XML is a method of organizing information in a form that does not
require any particular software package, such as Microsoft Word, to
process. An XML document is easy to parse by programmatic means because
it consists of text nested inside markup tags that themselves consist
of text. It should also be easily readable by humans by virtue of being
content-transparent. In other words, the structure of the document should
act as a guide to its content.
To make these principles more concrete, let me show you an XML document
that contains a newspaper article.
<article>
<title> Mice Prefer Cheddar Cheese </title>
<date> 2005.09.27 </date>
<author> leapinglizard </author>
<body>
<paragraph>
Neuroscientists at MIT report that when faced
with a choice between runny French cheeses and
hard Canadian cheddar, 63% of laboratory mice
prefer the cheddar cheese.
</paragraph>
<paragraph>
Professor Egbert H. Bottomley cautions that the
experimental results may not be applicable to wild
mice. "Our mice were raised in a safe, sterile
environment," said Prof.
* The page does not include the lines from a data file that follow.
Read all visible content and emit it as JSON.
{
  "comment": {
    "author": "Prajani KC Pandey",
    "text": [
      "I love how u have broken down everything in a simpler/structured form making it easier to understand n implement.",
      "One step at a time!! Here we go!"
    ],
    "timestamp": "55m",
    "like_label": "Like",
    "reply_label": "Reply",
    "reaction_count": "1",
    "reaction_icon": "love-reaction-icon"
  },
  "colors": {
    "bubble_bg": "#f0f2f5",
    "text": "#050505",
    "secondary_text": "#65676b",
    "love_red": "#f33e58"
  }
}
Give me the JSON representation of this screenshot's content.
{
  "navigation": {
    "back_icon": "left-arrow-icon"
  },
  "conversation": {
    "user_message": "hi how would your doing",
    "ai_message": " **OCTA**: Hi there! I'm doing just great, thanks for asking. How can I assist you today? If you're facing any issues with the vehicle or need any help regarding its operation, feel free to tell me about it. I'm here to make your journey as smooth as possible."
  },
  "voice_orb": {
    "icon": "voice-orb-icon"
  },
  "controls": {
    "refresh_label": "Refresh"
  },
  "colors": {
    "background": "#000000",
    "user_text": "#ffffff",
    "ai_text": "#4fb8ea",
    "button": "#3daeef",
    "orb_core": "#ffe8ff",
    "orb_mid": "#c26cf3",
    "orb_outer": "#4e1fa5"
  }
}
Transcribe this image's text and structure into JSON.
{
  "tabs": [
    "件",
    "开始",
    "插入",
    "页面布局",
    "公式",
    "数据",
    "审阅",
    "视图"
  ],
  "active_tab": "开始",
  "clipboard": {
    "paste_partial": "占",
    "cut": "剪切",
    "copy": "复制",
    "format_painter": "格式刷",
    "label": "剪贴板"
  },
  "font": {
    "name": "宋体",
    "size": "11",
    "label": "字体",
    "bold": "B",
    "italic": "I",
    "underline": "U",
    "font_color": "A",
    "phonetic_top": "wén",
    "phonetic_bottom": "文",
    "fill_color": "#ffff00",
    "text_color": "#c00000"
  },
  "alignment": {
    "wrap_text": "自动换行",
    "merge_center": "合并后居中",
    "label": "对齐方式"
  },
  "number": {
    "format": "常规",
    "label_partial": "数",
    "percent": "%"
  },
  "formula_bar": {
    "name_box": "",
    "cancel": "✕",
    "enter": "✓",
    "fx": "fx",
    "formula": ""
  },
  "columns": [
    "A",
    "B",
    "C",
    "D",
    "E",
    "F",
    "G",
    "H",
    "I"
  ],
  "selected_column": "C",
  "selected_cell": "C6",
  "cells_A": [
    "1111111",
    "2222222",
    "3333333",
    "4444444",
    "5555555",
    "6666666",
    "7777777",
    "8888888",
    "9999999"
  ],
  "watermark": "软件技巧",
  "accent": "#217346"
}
Bottomley. "Intrepid
outdoor mice may well prefer the fragrant
French stuff."
</paragraph>
<paragraph>
The Department of Neuroscience is now seeking a
contract with a major American food manufacturer
to explore ways of commercializing these findings.
</paragraph>
</body>
</article>
Notice that an XML document contains no information about the typeface
size and style, text justification and spacing, or other presentation
concerns. Only the raw content is presented, so that software further
down the pipeline can easily read it and take care of the details of
page layout and output rendering.
By contrast, a Word document is fully styled, with fonts and italics
and indentation. All of this formatting information is saved either in
a binary file as unreadable cruft, or converted into a Word-specific XML
format that doesn't have anything to do with the content of the document
and is therefore unsuitable for consumption by others.
So the bad news is that a Word document is not, as it stands, an
XML-enabled file format. The good news is that it's not hard to generate
documents that are either ready-made XML or that are easily wrapped into
an XML schema. The key is to stick with text in creating your files, and
I do mean text only. You can't even rely on Word's text output facility
to give you a file that's free of formatting commands.
To make a file that is free of any extraneous information, you will want
your transcriptionists to use a very simple editor that doesn't give the
user any formatting options beyond the carriage return. One such editor
is Notepad, which is built into every Windows installation. Saving a
document in Notepad will result in a pure text document that is readily
converted, whether by a little custom text-processing script or by some
easy manual labor, into an XML document. A plain text file is indeed,
in that sense, XML ready: just add markup!
To make an XML document itself, you first design the schema, which can be
something as simple as the one I used above, and then you instruct your
employees to apply it without fail in writing their transcripts. The
fundamental rules of XML markup are that every opening tag must be
paired with a closing tag, and that pairs of tags must be nested without
intersection.
I hope this primer on the spirit and practice of XML gives you renewed
confidence in your bidding effort.
Regards,
leapinglizard |